We are susceptible to the exact same mistakes as faced by the early saints at the time of Joseph Smith, who claimed seeking to establish Zion. If your opinion is that we wait for a prophet to make the Zion announcement from our Bi-Annual General Conference, while wiggling his ears, than none of this matters, and you can surf the internet elsewhere. However, if your opinion is that Zion is our responsibility, then we ought to understand the events surrounding the creation of the Joseph Smith History, recorded in the Pearl of Great Price. Spoiler alert: The source of the attacks on Joseph Smith was from within the Mormon church.
Our efforts to have Zion, among us, will find internal conflict among us as our source of destruction too, if we fail to lay hold upon the words of Christ given by Joseph Smith. As we consider the events leading up to the re-writing of the Joseph Smith History, it is important to recognize that there was a cause to the effect of the persecution of the saints.
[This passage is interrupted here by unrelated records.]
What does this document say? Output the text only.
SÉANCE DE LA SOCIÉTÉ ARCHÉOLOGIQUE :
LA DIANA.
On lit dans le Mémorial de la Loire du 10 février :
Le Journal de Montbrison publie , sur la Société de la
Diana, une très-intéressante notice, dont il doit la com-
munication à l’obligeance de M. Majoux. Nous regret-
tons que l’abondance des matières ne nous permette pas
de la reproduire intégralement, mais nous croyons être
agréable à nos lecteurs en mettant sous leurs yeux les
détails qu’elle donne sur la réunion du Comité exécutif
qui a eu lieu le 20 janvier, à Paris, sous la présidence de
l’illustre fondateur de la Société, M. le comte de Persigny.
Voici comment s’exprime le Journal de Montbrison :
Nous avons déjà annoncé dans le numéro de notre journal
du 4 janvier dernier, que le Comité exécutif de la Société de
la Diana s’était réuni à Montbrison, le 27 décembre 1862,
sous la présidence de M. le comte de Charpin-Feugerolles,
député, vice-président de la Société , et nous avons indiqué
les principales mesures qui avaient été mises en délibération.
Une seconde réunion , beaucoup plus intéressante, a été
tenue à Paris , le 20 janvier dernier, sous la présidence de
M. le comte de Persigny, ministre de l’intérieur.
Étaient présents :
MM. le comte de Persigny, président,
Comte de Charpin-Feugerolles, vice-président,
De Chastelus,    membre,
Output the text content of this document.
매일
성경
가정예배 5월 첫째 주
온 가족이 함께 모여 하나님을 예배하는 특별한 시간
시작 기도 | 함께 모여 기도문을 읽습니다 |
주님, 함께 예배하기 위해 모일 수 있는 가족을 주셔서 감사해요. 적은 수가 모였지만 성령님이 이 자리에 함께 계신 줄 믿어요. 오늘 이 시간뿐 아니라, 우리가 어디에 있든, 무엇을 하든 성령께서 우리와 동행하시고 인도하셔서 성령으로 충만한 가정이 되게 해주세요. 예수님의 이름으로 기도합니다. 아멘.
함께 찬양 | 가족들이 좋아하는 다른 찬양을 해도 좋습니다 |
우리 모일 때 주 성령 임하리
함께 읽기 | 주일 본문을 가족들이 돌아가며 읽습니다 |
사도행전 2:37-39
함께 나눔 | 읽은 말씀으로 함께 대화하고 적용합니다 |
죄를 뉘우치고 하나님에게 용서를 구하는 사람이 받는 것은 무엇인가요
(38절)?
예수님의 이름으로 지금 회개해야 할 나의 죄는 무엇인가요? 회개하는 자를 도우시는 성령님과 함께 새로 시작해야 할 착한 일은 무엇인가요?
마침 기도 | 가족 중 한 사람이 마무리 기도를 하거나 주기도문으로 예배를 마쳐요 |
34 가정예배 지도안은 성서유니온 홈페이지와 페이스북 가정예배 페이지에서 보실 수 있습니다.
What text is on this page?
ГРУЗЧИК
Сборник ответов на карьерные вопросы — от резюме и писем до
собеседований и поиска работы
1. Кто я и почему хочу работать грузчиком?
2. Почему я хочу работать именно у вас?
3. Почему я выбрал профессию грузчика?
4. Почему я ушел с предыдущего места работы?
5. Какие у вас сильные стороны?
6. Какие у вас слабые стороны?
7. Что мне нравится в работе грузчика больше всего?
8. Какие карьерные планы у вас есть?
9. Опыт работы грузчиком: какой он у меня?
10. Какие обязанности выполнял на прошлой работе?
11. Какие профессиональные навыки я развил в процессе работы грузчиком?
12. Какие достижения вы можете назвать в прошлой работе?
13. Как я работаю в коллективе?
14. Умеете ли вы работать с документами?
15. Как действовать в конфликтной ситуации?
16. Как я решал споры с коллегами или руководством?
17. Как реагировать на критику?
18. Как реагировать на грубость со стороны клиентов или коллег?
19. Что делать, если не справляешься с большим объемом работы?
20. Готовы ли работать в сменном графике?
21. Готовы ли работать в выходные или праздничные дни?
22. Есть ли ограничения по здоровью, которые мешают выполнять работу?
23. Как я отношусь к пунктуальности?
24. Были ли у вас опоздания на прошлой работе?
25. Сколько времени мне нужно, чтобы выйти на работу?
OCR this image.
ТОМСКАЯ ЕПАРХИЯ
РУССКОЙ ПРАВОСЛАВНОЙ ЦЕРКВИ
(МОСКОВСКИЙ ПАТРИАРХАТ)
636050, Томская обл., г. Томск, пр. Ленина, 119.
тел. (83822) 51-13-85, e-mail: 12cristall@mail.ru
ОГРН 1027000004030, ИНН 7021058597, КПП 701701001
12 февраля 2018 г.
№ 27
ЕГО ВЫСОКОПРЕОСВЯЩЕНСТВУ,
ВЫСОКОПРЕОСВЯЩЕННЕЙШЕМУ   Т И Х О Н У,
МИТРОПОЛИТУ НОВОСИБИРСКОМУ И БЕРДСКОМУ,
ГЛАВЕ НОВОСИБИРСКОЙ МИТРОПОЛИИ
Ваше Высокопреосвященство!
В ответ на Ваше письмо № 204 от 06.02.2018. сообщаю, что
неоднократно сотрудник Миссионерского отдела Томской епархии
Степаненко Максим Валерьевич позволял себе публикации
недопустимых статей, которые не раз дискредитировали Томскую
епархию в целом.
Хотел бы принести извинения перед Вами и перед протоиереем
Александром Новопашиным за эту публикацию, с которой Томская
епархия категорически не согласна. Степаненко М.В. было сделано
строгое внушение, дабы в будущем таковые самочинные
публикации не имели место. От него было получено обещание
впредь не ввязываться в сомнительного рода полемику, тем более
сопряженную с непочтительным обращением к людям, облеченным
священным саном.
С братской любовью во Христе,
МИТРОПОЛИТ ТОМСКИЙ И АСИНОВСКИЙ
We tend to paint the history, to justify where we currently stand. History is written by the victors. However, failure to understand the history is a curse looming over us to repeat it.
- 1820- First Vision
- 1829- Book of Mormon Translated, baptism is restored
- 1830- Church of Christ (the original name) is established as a congregational church (as opposed to the hierarchical) and the Book of Mormon is published. Sidney Rigdon is baptized, and brings his congregation of Campbellites (a group of Christians seeking a New Testament restored church).
- 1831- Joseph moves from Palmyra, New York, to Kirtland, Ohio
- 1832-Revelation to build a temple. The Kirtland temple construction begins (taking 4 years to complete)
- 1833- Mormons gather too quickly into Missouri to establish Zion. They force themselves upon residence of Missouri, and antagonized them. Threatened by the new Mormon settlers, the Missourians chase the saints out.
- 1834- Zion’s camp was a militia, to reclaim, by force, Missouri land, but failed without incident. Displaced Mormons were unable to recover their Missouri property.
- 1835- The Church of Christ was reorganized as a hierarchy
- 1836- Kirtland temple complete, and school of the prophets were held in it, teaching the lectures on faith. A bank was established by Joseph called the “Kirtland Safety Society”
- 1837- The Kirtland Safety Society printed money, distributed their currency, and went belly-up in that same year. Members not only lost their money, but they lost their faith in Joseph Smith as well. A group try to take over leadership of the church from Joseph, by vote, and drove him from Kirtland.
- 1838- Joseph Smith is charged with a number of charges by the saints, but is found innocent. Many are excommunicated, others leave, and some dissenters write letters that are instrumental in the deaths of the saints. One of those who left took with him the church history. Joseph is required to re-write it.
The history of the church has been marketed to the saints, to paint a picture of the innocence of the saints, suffering the persecution of the world. The institution tells a history, identifying themselves as the good guys. However, the world’s attack on Mormon’s took a backseat to the Mormon’s attack on Mormons.
The History goes unnoticed by the modern saints, because they put their trust in the arm of flesh, rather than knocking, seeking, and asking for themselves. Study of the history reveals that the saints wouldn’t follow instructions. They rushed into Missouri too quickly, when they were told not to. They misunderstood that Zion is not to be established by force, but by persuasion, and Zion’s camp was not permitted to succeed. Joseph Smith was the scapegoat, and was blamed for all the loss that the saints experienced. Their foundations were weak.
The loss of their properties in Missouri, and the loss of their money when the Kirtland Safety Society failed, combined against themselves, generating jarrings, contention, envyings, strifes, etc. tipping the early church into a self-destruct mode. From 1838, until 1844, Joseph was under fire. The mobs that killed him were fueled by, and made up of, the disgruntled Mormons in an attempt to seek power.
Conclusion: We have an opportunity to learn from the past and avoid the mistakes in Kirtland and Nauvoo. The separation of the wheat from the tares requires a people to be tested! The early saints failed that test, and were unable to establish Zion. They were unprepared for the loss of all their land, money, and stature. They were void of the words of Christ. They sought after the things of this world, and they aspired to the honors of men. And they failed to recognize the inseparable powers of heaven being offered in the rights of the priesthood (D&C 121:35-36).
The property we are working on is a perfect test of the condition of our faith, as all will be extended to a point of risk, just as the early saints were. While we might avoid having meetings on Sunday, it is insufficient to replace the necessity to be founded upon the words of Christ. Our experience need not be the same as the early saints.